Resolução do Conselho de Ministros
1. A empresa António Xavier de Lima dirigia essencialmente a sua actividade à especulação imobiliária que tinha como vítimas directas os detentores de pequenas poupanças e, nomeadamente, os emigrantes. Esta actuação, possível e facilitada pela estrutura política, económica e social vigente antes de 25 de Abril de 1974, não encontrou condições propícias à sua continuidade dentro da situação revolucionária que vivemos. Em consequência disso, a situação da empresa foi-se deteriorando progressivamente, assim como as relações entre os trabalhadores e a entidade patronal, ao mesmo tempo que se tornava insustentável o seu funcionamento nos moldes em que tradicionalmente vinha operando, recorrendo a meios claramente lesivos de interesses colectivos.
2. Para além dos compradores e promitentes-compradores de imóveis, foram igualmente vítimas da actuação da empresa os seus trabalhadores, que procuram agora legitimamente assegurar a continuidade de trabalho como empregados, trabalhadores da construção e trabalhadores agrícolas, os quais, na sua grande maioria, em nada contribuíram para a actividade da especulação desenvolvida.
Por outro lado, foi igualmente vítima da actuação de urbanizadores marginais, de que Xavier de Lima é, sem dúvida, o caso mais espectacular pela extensão da área metropolitana que afectou, a Administração - central e, sobretudo, a local - como representante dos interesses das populações. Na verdade, da actividade da empresa resultou o alastramento incontrolado da construção e loteamento clandestinos, sobretudo na área da península de Setúbal.
3. Em face desta situação, tendo chegado ao conhecimento do Governo que a empresa António Xavier de Lima se não encontrava a funcionar em termos de contribuir normalmente para o desenvolvimento económico do País e para a satisfação dos interesses superiores da colectividade nacional, foi nomeada, ao abrigo do Decreto-Lei 660/74, de 25 de Novembro, por despacho conjunto dos Secretários de Estado da Habitação e Urbanismo, do Orçamento e do Trabalho, uma comissão de inquérito com vista a avaliar da real situação da empresa.
4. No relatório apresentado pela comissão de inquérito, em 1 de Março de 1975, conclui-se que o procedimento irregular da empresa, ao longo da sua existência, com desprezo pelo cumprimento das mais elementares disposições legais vigentes - algumas vezes implicando responsabilidade criminal face ao disposto no artigo 30.º do Decreto-Lei 289/73, de 6 de Junho - e da própria ética comercial, as diversas anomalias detectadas, a actuação deliberadamente dolosa para com clientes e terceiros, a ausência de um mínimo de estruturas administrativas, financeiras e técnicas, agravada pela dimensão da sua actividade empresarial, o incumprimento reiterado das suas obrigações fiscais e outras de carácter legal, sugeriam a necessidade de se pensar numa intervenção estatal, em termos a definir cuidadosamente.

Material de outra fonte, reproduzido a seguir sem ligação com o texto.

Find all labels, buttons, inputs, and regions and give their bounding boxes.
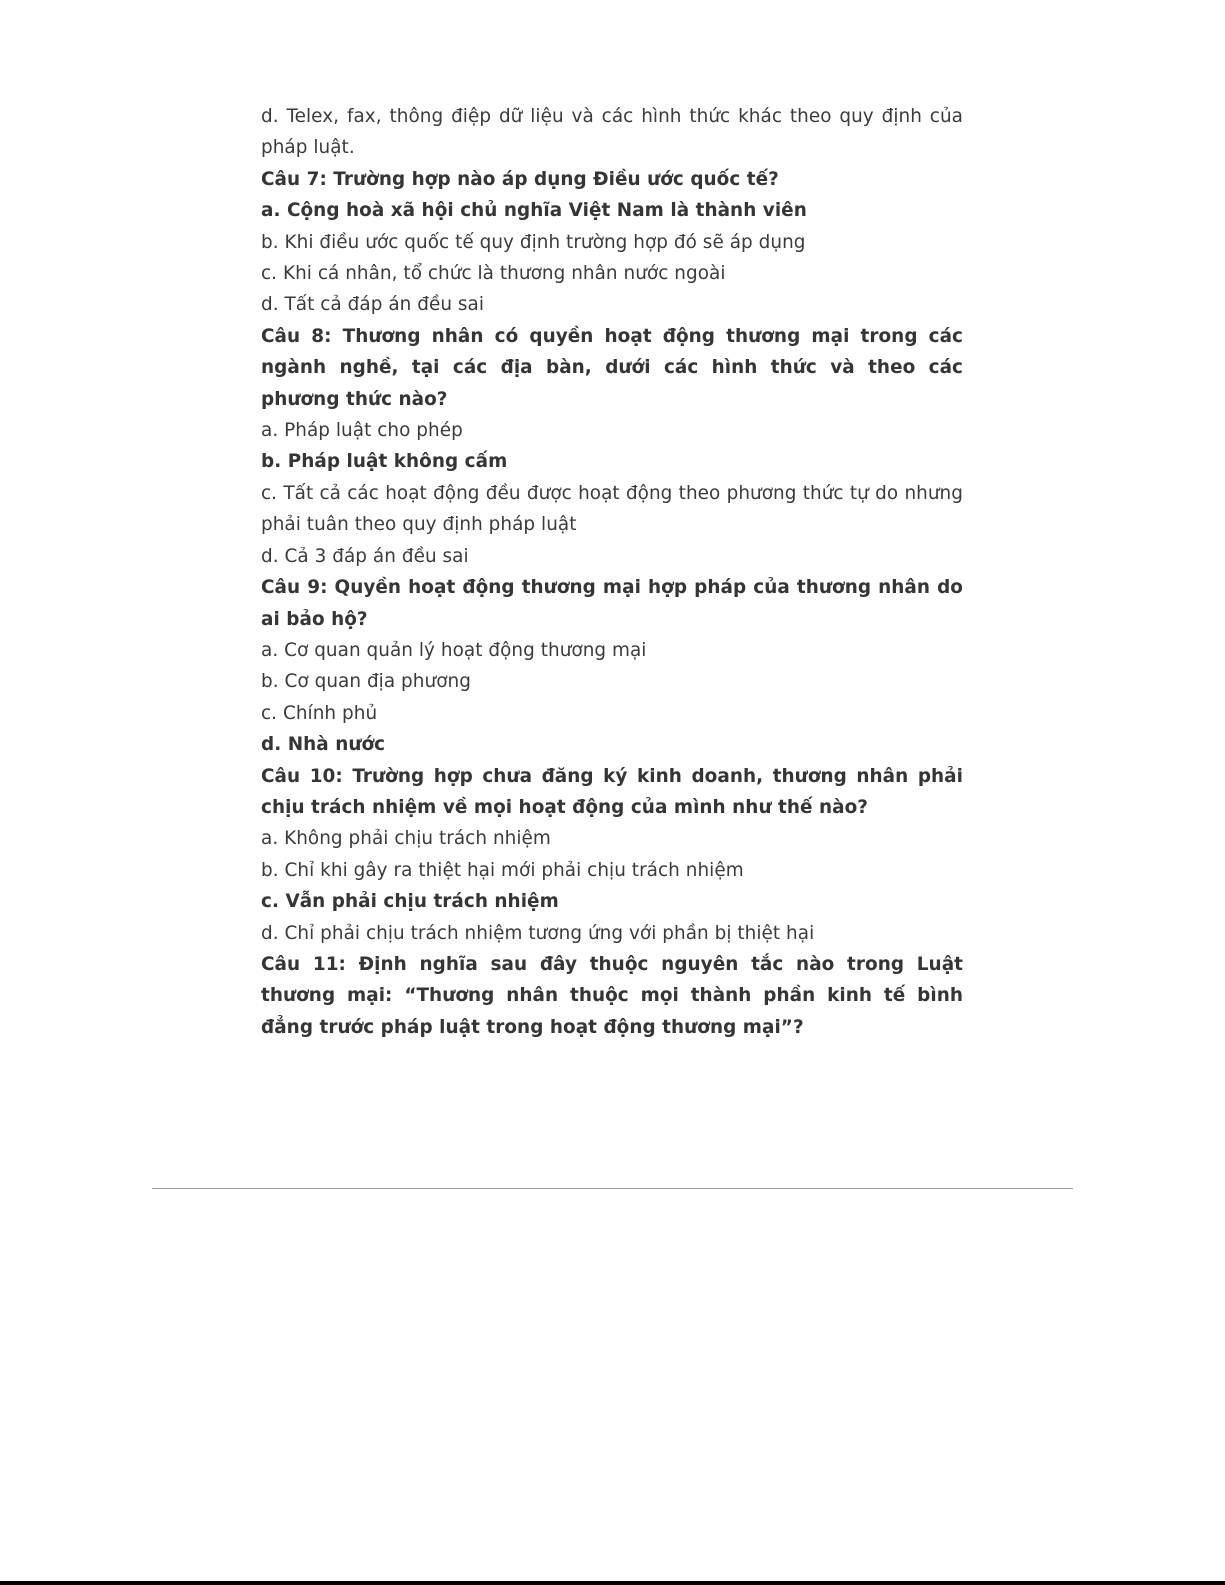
- option-7a-correct: a. Cộng hoà xã hội chủ nghĩa Việt Nam là thành viên: [261, 200, 807, 222]
- option-10a: a. Không phải chịu trách nhiệm: [261, 828, 551, 850]
- option-7c: c. Khi cá nhân, tổ chức là thương nhân nước ngoài: [261, 263, 726, 285]
- question-9: Câu 9: Quyền hoạt động thương mại hợp pháp của thương nhân do ai bảo hộ?: [261, 577, 963, 630]
- option-9c: c. Chính phủ: [261, 702, 378, 724]
- question-8: Câu 8: Thương nhân có quyền hoạt động thương mại trong các ngành nghề, tại các địa bàn, dưới các hình thức và theo các phương thức nào?: [261, 325, 963, 410]
- document-body: [261, 101, 963, 1043]
- option-10d: d. Chỉ phải chịu trách nhiệm tương ứng với phần bị thiệt hại: [261, 922, 815, 944]
- option-7d: d. Tất cả đáp án đều sai: [261, 294, 485, 316]
- option-10b: b. Chỉ khi gây ra thiệt hại mới phải chịu trách nhiệm: [261, 859, 744, 881]
- option-9a: a. Cơ quan quản lý hoạt động thương mại: [261, 639, 647, 661]
- option-10c-correct: c. Vẫn phải chịu trách nhiệm: [261, 891, 559, 913]
- question-11: Câu 11: Định nghĩa sau đây thuộc nguyên tắc nào trong Luật thương mại: “Thương nhân thuộc mọi thành phần kinh tế bình đẳng trước pháp luật trong hoạt động thương mại”?: [261, 953, 963, 1038]
- option-7b: b. Khi điều ước quốc tế quy định trường hợp đó sẽ áp dụng: [261, 231, 806, 253]
- question-7: Câu 7: Trường hợp nào áp dụng Điều ước quốc tế?: [261, 168, 779, 190]
- bottom-edge-rule: [0, 1581, 1225, 1585]
- option-8d: d. Cả 3 đáp án đều sai: [261, 545, 469, 567]
- question-10: Câu 10: Trường hợp chưa đăng ký kinh doanh, thương nhân phải chịu trách nhiệm về mọi hoạt động của mình như thế nào?: [261, 765, 963, 818]
- option-9d-correct: d. Nhà nước: [261, 734, 386, 756]
- page-divider: [152, 1188, 1073, 1189]
- option-8b-correct: b. Pháp luật không cấm: [261, 451, 508, 473]
- option-8a: a. Pháp luật cho phép: [261, 420, 463, 442]
- option-6d: d. Telex, fax, thông điệp dữ liệu và các hình thức khác theo quy định của pháp luật.: [261, 106, 963, 159]
- option-9b: b. Cơ quan địa phương: [261, 671, 471, 693]
- option-8c: c. Tất cả các hoạt động đều được hoạt động theo phương thức tự do nhưng phải tuân theo quy định pháp luật: [261, 482, 963, 536]
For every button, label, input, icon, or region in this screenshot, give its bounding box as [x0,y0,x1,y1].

5. É preciso, antes de mais, ter em conta que uma empresa com as características de António Xavier de Lima não justificaria uma intervenção do Estado e deveria antes resolver-se num processo de liquidação.
Considerando, todavia, a natureza e a dimensão dos interesses envolvidos e a possibilidade de conseguir novos postos de trabalho, a solução mais adequada será, por conseguinte, responsabilizar o empresário até às últimas consequências jurídicas e económicas pelo passivo criado e irregularidades praticadas e, simultaneamente, assegurar a gestão do património disponível no sentido de reduzir os prejuízos causados à colectividade - ecológicos e económicos e, ainda, aos promitentes-compradores na medida do aceitável e da sua colaboração numa gestão urbanística correcta, ou seja, da reconversão ainda possível do uso do território.
A intervenção na empresa Xavier de Lima tem, pois, e necessariamente, de ter presente a prioridade do interesse público, ao qual se tem de conformar, nos limites convenientes, os interesses particulares em causa.
6. Em ordem a estes objectivos a intervenção imediata que, ao abrigo do Decreto-Lei 660/74, de 25 de Novembro, e do Decreto-Lei 222-B/75, de 12 de Maio, se determina terá carácter transitório - visando o acabamento das obras irreversíveis, a manutenção de culturas, a satisfação de compromissos inadiáveis com alguns credores-fornecedores, a realização de receita pelos bens e serviços produzidos - e preparatório do destino futuro do património fundiário e outros bens, actuação de acordo com a política definida para com as áreas ilegalmente loteadas, esclarecimento e regularização dos negócios entre proprietários rústicos e loteador e entre loteador e compradores, determinação das obrigações destes para com a Administração, estabelecimento de acordos e soluções de compromisso em ordem à resolução de conflitos irremovíveis no seu estado actual.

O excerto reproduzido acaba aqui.